The first observation is that ETMY behaves in a different way than all other test masses: the response has a steeper slope and there is an additional phase lag. To be more precise, the plot below shows the ration of the two ITMs and of the two ETMS, in both pitch and yaw. Again, the two ITMs have similar shapes, while ETMY is clerly steeper than ETMX, both in pitch and yaw. The response of ETMY changes more steeply than ETMX, in both pitch and yaw, by a factor of about 5 if we compare between 0.1 and 3 Hz.  A cursory check in the SUS screens did not show any good reason for this difference, but honestly there's a lot going on in those models. Nevertheless, this difference is worth investigating, since teh way we decoupled hard and soft modes relies in the assumption that all test masses have the same response.

Also ITMY seems to have a smaller response than the other test masses over all frequencies.

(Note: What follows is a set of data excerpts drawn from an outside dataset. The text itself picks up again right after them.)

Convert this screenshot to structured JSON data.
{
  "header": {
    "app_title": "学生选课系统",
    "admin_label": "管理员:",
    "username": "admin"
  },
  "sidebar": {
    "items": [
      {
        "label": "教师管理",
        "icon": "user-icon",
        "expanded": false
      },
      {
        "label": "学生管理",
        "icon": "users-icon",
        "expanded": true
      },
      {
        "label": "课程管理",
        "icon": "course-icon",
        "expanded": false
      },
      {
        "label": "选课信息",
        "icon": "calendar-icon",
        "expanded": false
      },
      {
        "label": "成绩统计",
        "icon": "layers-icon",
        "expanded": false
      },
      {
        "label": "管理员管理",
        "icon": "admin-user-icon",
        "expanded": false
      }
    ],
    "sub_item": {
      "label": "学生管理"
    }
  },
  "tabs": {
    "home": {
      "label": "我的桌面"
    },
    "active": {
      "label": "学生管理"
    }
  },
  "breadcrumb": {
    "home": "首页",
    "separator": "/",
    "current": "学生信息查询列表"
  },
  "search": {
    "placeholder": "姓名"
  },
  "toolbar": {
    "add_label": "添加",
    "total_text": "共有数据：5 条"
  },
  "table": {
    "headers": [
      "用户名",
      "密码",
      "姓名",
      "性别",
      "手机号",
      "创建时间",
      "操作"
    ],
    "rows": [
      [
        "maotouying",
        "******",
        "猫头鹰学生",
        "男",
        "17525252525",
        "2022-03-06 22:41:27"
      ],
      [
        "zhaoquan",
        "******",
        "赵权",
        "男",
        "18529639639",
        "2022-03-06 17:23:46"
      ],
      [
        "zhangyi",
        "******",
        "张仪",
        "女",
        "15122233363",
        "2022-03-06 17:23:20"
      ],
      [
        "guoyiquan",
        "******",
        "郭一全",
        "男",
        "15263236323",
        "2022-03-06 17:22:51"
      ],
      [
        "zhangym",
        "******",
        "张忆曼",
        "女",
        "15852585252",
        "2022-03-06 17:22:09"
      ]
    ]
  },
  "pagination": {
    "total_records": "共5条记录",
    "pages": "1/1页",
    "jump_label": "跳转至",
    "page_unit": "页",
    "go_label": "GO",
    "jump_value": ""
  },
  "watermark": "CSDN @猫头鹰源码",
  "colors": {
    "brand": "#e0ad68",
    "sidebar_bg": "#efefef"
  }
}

Reconstruction of hard and soft modes

Using the responses measured as explained above, I reconstructed the response in the DHARD, CHARD, DSOFT and CSOFT basis. The assumptions are

• the driving split between test masses is the one contained in the ASC output matrixes
• all optical levers are "cross calibrated" to the same units, so that I can really assume their output is in some physical units (the same for all test masses)
• the geometrical matrices to convert mirror motions into soft and hard degrees of freedom were computed from Sidles and Sigg

For some reason that I am currently not understanding, my reconstruction is ok in pitch, but swaps hard and soft modes in yaw. Unclear why. Nevertheless, I get a reasonable diagonalization. Below is an example of the CHARD pitch and yaw responses, reconstructed from the local measurements

Below I'm comparing the CHARD yaw transfer function measured in full IFO with this reconstruction. The magnitude (rescaled with a overall gain) matches quite well, but clearly the transfer function measured in full IFO shows a significant phase rotation between 1.5 and 2 Hz. Incidentally, I think this phase rotation is what is causing our problems when we try to increase the gain. Indeed, yesterday I tried to fit the CHARD plant transfer function, and discovered that it's not minimum phase: there is a zero with negative frequency, which is indeed needed to explain the excess phase rotation. We should investigate the origin of this non minimum phase behavior: my bet is on a wrong sign or gain somewhere in the driving matrix, or maybe it is coming from the weird behavior of ETMY. Of course I cannot exclude that my reconstruction of the d.o.f. responses from the local measurements is just wrong.